Employment of power plant operators, distributors, and dispatchers is expected to experience little or no change from 2010 to 2020. Although electricity usage is expected to grow, advances in technology and increased energy efficiency are projected to result in a 2 percent decline in employment for the occupation. Employment growth will vary by specialty.

Employment of power plant operators in nonnuclear power plants is expected to decline 3 percent from 2010 to 2020. Energy companies are increasingly promoting energy efficiency to cut costs and comply with environmental regulations. Consequently, the demand for electricity is expected to grow much more slowly than in the past, resulting in fewer new job opportunities for workers.

In addition, as old power plants close, they will be replaced with new plants that produce electricity more efficiently and, in many cases, have higher capacities. New plants are also built with more digital controls, which require fewer operators. As a result, fewer workers will be needed to produce the same amount of energy.

Employment of power distributors and dispatchers is expected to decline 3 percent from 2010 to 2020. Although some distributors and dispatchers will be needed to manage an increasingly complex electrical grid, employment growth will be tempered by advances in technology and smart grid projects that automate some of the work of dispatchers.
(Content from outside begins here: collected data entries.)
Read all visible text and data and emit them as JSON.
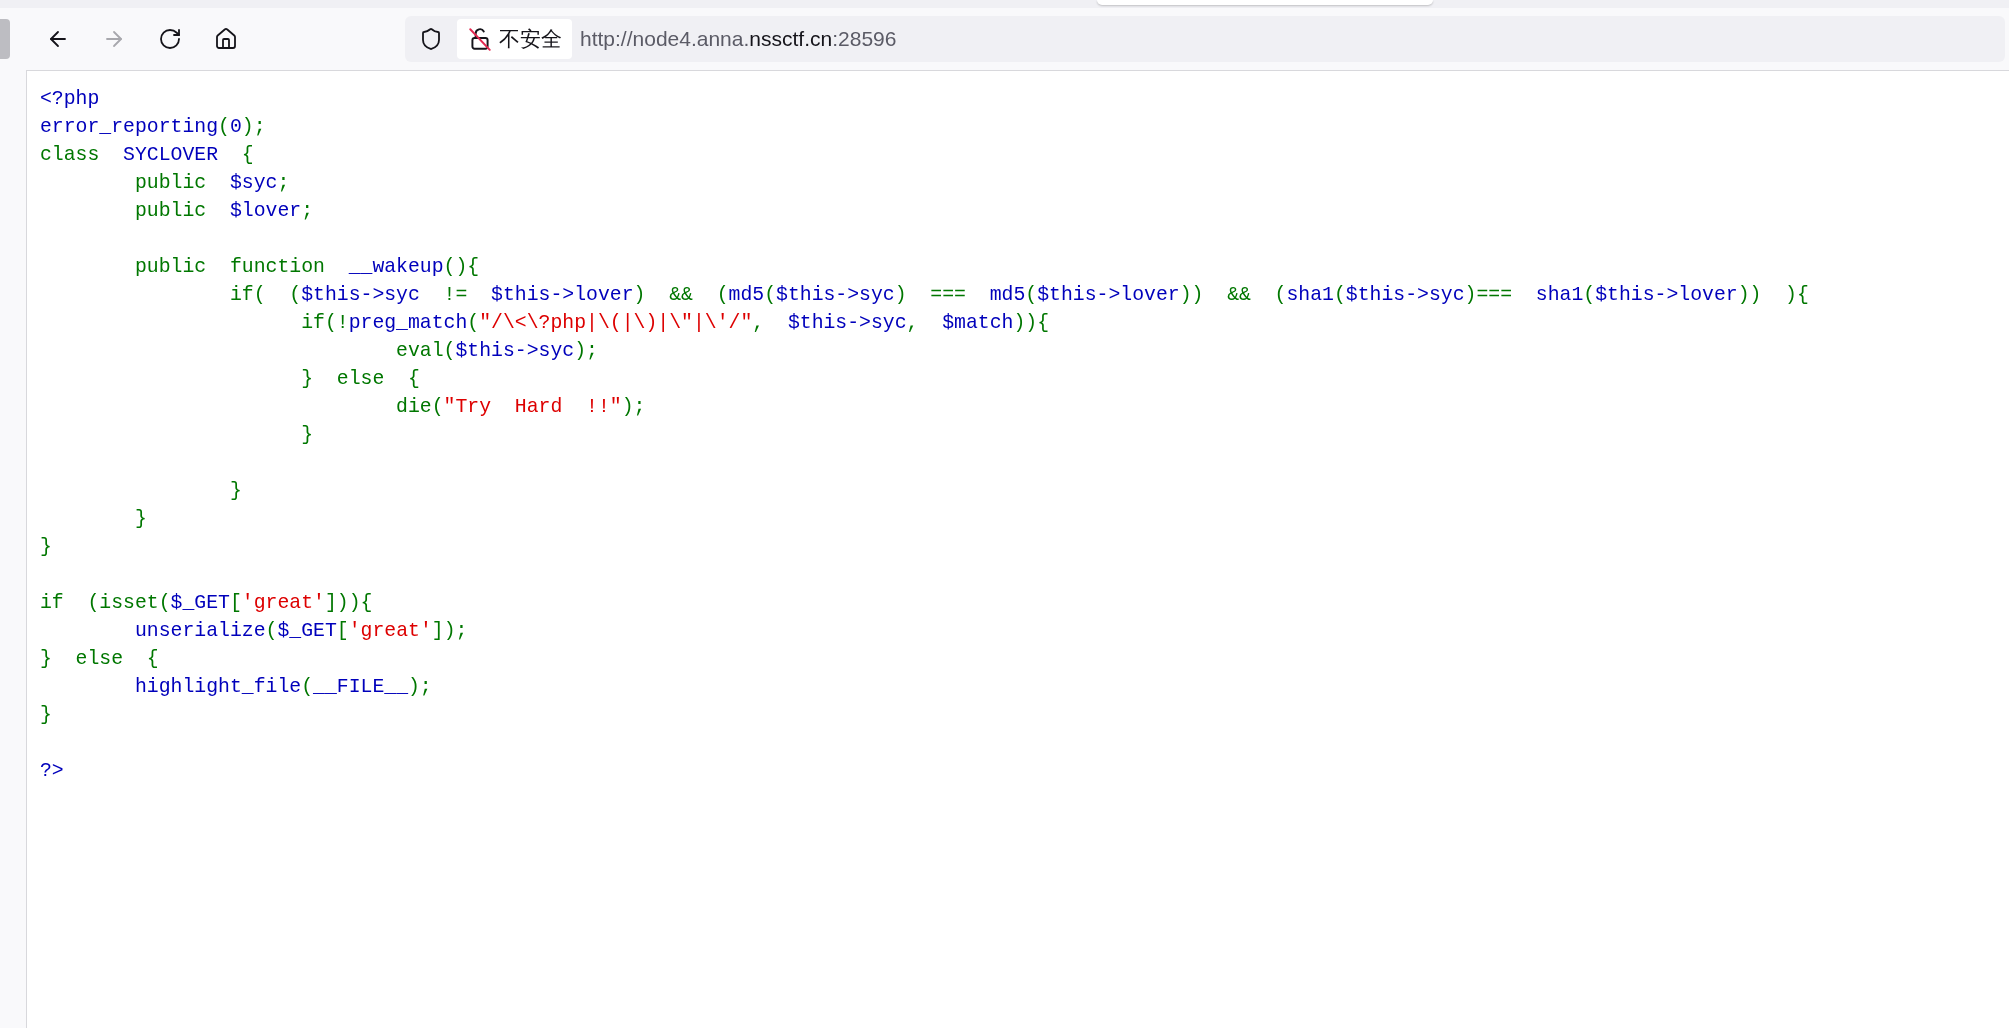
{
  "toolbar": {
    "nav_buttons": [
      {
        "kind": "back",
        "disabled": false
      },
      {
        "kind": "forward",
        "disabled": true
      },
      {
        "kind": "reload",
        "disabled": false
      },
      {
        "kind": "home",
        "disabled": false
      }
    ],
    "address_bar": {
      "security_label": "不安全",
      "url_parts": [
        {
          "text": "http://node4.anna.",
          "emphasis": false
        },
        {
          "text": "nssctf.cn",
          "emphasis": true
        },
        {
          "text": ":28596",
          "emphasis": false
        }
      ]
    }
  },
  "code": {
    "lines": [
      {
        "tokens": [
          {
            "kind": "default",
            "text": "<?php"
          }
        ]
      },
      {
        "tokens": [
          {
            "kind": "default",
            "text": "error_reporting"
          },
          {
            "kind": "keyword",
            "text": "("
          },
          {
            "kind": "default",
            "text": "0"
          },
          {
            "kind": "keyword",
            "text": ");"
          }
        ]
      },
      {
        "tokens": [
          {
            "kind": "keyword",
            "text": "class  "
          },
          {
            "kind": "default",
            "text": "SYCLOVER  "
          },
          {
            "kind": "keyword",
            "text": "{"
          }
        ]
      },
      {
        "tokens": [
          {
            "kind": "keyword",
            "text": "        public  "
          },
          {
            "kind": "default",
            "text": "$syc"
          },
          {
            "kind": "keyword",
            "text": ";"
          }
        ]
      },
      {
        "tokens": [
          {
            "kind": "keyword",
            "text": "        public  "
          },
          {
            "kind": "default",
            "text": "$lover"
          },
          {
            "kind": "keyword",
            "text": ";"
          }
        ]
      },
      {
        "kind": "blank"
      },
      {
        "tokens": [
          {
            "kind": "keyword",
            "text": "        public  function  "
          },
          {
            "kind": "default",
            "text": "__wakeup"
          },
          {
            "kind": "keyword",
            "text": "(){"
          }
        ]
      },
      {
        "tokens": [
          {
            "kind": "keyword",
            "text": "                if(  ("
          },
          {
            "kind": "default",
            "text": "$this->syc  "
          },
          {
            "kind": "keyword",
            "text": "!=  "
          },
          {
            "kind": "default",
            "text": "$this->lover"
          },
          {
            "kind": "keyword",
            "text": ")  &&  ("
          },
          {
            "kind": "default",
            "text": "md5"
          },
          {
            "kind": "keyword",
            "text": "("
          },
          {
            "kind": "default",
            "text": "$this->syc"
          },
          {
            "kind": "keyword",
            "text": ")  ===  "
          },
          {
            "kind": "default",
            "text": "md5"
          },
          {
            "kind": "keyword",
            "text": "("
          },
          {
            "kind": "default",
            "text": "$this->lover"
          },
          {
            "kind": "keyword",
            "text": "))  &&  ("
          },
          {
            "kind": "default",
            "text": "sha1"
          },
          {
            "kind": "keyword",
            "text": "("
          },
          {
            "kind": "default",
            "text": "$this->syc"
          },
          {
            "kind": "keyword",
            "text": ")===  "
          },
          {
            "kind": "default",
            "text": "sha1"
          },
          {
            "kind": "keyword",
            "text": "("
          },
          {
            "kind": "default",
            "text": "$this->lover"
          },
          {
            "kind": "keyword",
            "text": "))  ){"
          }
        ]
      },
      {
        "tokens": [
          {
            "kind": "keyword",
            "text": "                      if(!"
          },
          {
            "kind": "default",
            "text": "preg_match"
          },
          {
            "kind": "keyword",
            "text": "("
          },
          {
            "kind": "string",
            "text": "\"/\\<\\?php|\\(|\\)|\\\"|\\'/\""
          },
          {
            "kind": "keyword",
            "text": ",  "
          },
          {
            "kind": "default",
            "text": "$this->syc"
          },
          {
            "kind": "keyword",
            "text": ",  "
          },
          {
            "kind": "default",
            "text": "$match"
          },
          {
            "kind": "keyword",
            "text": ")){"
          }
        ]
      },
      {
        "tokens": [
          {
            "kind": "keyword",
            "text": "                              eval("
          },
          {
            "kind": "default",
            "text": "$this->syc"
          },
          {
            "kind": "keyword",
            "text": ");"
          }
        ]
      },
      {
        "tokens": [
          {
            "kind": "keyword",
            "text": "                      }  else  {"
          }
        ]
      },
      {
        "tokens": [
          {
            "kind": "keyword",
            "text": "                              die("
          },
          {
            "kind": "string",
            "text": "\"Try  Hard  !!\""
          },
          {
            "kind": "keyword",
            "text": ");"
          }
        ]
      },
      {
        "tokens": [
          {
            "kind": "keyword",
            "text": "                      }"
          }
        ]
      },
      {
        "kind": "blank"
      },
      {
        "tokens": [
          {
            "kind": "keyword",
            "text": "                }"
          }
        ]
      },
      {
        "tokens": [
          {
            "kind": "keyword",
            "text": "        }"
          }
        ]
      },
      {
        "tokens": [
          {
            "kind": "keyword",
            "text": "}"
          }
        ]
      },
      {
        "kind": "blank"
      },
      {
        "tokens": [
          {
            "kind": "keyword",
            "text": "if  (isset("
          },
          {
            "kind": "default",
            "text": "$_GET"
          },
          {
            "kind": "keyword",
            "text": "["
          },
          {
            "kind": "string",
            "text": "'great'"
          },
          {
            "kind": "keyword",
            "text": "])){"
          }
        ]
      },
      {
        "tokens": [
          {
            "kind": "default",
            "text": "        unserialize"
          },
          {
            "kind": "keyword",
            "text": "("
          },
          {
            "kind": "default",
            "text": "$_GET"
          },
          {
            "kind": "keyword",
            "text": "["
          },
          {
            "kind": "string",
            "text": "'great'"
          },
          {
            "kind": "keyword",
            "text": "]);"
          }
        ]
      },
      {
        "tokens": [
          {
            "kind": "keyword",
            "text": "}  else  {"
          }
        ]
      },
      {
        "tokens": [
          {
            "kind": "default",
            "text": "        highlight_file"
          },
          {
            "kind": "keyword",
            "text": "("
          },
          {
            "kind": "default",
            "text": "__FILE__"
          },
          {
            "kind": "keyword",
            "text": ");"
          }
        ]
      },
      {
        "tokens": [
          {
            "kind": "keyword",
            "text": "}"
          }
        ]
      },
      {
        "kind": "blank"
      },
      {
        "tokens": [
          {
            "kind": "default",
            "text": "?>"
          }
        ]
      }
    ]
  }
}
Employment of nuclear power reactor operators is expected to grow 4 percent from 2010 to 2020 as a result of new plant construction. Although no new plants have opened since the 1990s, new sites have applied for construction and operating licenses, and they will need to be staffed before the end of the decade.

Job Prospects

Job prospects should be good for those with related training and good mechanical skills. As many power plant operators, distributors, and dispatchers near retirement age, companies will need workers to replace operators and dispatchers who retire. Many individuals may show interest in these high-paying jobs, and job prospects will be best for those with strong technical and mechanical skills.